Distributed Systems

Flink Checkpointing — What Actually Goes Wrong

2024-08-12

A field guide to the failure modes I hit during my BU thesis on adaptive Flink checkpointing.

Apache Flink's checkpointing system looks simple on paper: barriers flow through the operator graph, each operator snapshots local state, the JobManager confirms, done. In practice, every interesting failure happens in one of four places.

1. Barrier alignment under skew

When two streams join, the barrier must arrive at both inputs before the join operator can checkpoint. If one stream is hot and the other is cold, you wait for the cold side. Solutions: unaligned checkpoints (Flink 1.11+), or buffering the hot side and accepting some additional checkpoint state.

2. RocksDB compaction races

The default RocksDB state backend takes a snapshot by issuing a checkpoint to RocksDB and shipping the SST files to durable storage. If a major compaction runs concurrently, the snapshot can include partial files, requiring a retry. Mitigation: rate-limit compactions during expected checkpoint windows.

3. Backpressure cascade

If the network buffer is full upstream, barriers can't move. Checkpoint times balloon, which holds memory longer, which deepens backpressure. This is the loop my thesis attacked: detect the cascade and back off the cadence adaptively. See /writing/distributed-checkpointing for the long version.

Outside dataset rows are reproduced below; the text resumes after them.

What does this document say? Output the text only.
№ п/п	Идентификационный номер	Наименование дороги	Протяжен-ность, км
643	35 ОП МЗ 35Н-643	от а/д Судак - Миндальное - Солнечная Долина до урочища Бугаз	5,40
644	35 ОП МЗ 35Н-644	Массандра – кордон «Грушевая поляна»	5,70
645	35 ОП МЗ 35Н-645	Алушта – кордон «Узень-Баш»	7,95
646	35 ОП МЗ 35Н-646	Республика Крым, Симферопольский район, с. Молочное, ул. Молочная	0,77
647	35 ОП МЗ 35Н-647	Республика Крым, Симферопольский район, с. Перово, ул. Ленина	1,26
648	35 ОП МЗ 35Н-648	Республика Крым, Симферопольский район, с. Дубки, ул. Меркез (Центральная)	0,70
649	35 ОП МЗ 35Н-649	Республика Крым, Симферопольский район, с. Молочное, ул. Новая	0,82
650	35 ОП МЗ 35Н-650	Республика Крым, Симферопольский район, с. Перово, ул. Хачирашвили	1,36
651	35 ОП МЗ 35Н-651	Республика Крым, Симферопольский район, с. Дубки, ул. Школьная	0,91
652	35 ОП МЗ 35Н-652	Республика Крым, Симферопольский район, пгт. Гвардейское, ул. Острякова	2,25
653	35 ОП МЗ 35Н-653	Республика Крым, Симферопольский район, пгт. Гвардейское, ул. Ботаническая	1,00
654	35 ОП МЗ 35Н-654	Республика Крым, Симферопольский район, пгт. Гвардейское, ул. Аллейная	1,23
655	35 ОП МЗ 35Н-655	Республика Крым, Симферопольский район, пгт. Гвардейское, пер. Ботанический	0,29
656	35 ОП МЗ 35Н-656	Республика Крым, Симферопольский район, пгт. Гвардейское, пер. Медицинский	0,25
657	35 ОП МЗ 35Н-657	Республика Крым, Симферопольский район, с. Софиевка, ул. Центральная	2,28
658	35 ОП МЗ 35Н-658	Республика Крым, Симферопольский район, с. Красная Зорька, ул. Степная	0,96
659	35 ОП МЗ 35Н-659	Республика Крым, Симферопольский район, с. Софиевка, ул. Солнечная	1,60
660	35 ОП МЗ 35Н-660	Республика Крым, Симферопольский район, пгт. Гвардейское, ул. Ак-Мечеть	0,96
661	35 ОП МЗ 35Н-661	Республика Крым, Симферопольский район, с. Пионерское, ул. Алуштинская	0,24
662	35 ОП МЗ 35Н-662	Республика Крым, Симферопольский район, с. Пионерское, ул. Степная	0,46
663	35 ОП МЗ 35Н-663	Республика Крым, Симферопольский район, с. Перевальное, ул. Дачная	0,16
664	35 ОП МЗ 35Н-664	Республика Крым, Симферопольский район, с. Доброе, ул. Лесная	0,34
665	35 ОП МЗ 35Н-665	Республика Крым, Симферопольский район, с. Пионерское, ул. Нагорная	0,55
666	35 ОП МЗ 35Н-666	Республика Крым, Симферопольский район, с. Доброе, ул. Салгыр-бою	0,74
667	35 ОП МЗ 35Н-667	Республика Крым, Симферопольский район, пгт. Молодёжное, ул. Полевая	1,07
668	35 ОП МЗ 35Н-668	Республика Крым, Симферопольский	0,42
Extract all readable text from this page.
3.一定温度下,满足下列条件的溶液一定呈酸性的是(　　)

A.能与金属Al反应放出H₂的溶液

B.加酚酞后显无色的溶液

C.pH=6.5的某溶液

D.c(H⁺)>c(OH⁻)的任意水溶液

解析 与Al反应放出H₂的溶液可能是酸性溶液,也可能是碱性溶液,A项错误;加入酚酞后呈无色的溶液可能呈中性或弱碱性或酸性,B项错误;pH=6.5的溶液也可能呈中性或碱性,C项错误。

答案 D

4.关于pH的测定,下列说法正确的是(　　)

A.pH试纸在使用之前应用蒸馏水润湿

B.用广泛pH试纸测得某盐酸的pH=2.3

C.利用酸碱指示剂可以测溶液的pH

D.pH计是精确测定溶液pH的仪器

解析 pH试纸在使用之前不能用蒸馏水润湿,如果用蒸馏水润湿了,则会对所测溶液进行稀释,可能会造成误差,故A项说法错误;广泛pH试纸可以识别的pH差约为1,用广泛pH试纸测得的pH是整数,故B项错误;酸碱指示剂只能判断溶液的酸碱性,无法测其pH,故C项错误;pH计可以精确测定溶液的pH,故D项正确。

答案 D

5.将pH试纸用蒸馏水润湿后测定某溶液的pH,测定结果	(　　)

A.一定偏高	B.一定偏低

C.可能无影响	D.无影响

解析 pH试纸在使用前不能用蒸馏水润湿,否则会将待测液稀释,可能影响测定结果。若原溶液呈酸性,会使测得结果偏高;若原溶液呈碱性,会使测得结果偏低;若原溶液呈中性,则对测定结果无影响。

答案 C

4. JobManager memory pressure

Every in-flight checkpoint consumes JobManager memory tracking acknowledgments from operators. If you set the interval too aggressively (sub-second), the JobManager OOMs before any individual checkpoint completes. Common in CI environments where someone forgets to increase the JobManager heap.

Heuristic

If your checkpointing fails, the bug is almost never in the barrier protocol itself — it's in the state backend, the buffer pool, or the alignment timing. The protocol is one of the most over-tested pieces of code in the project. Look at the seams, not the core.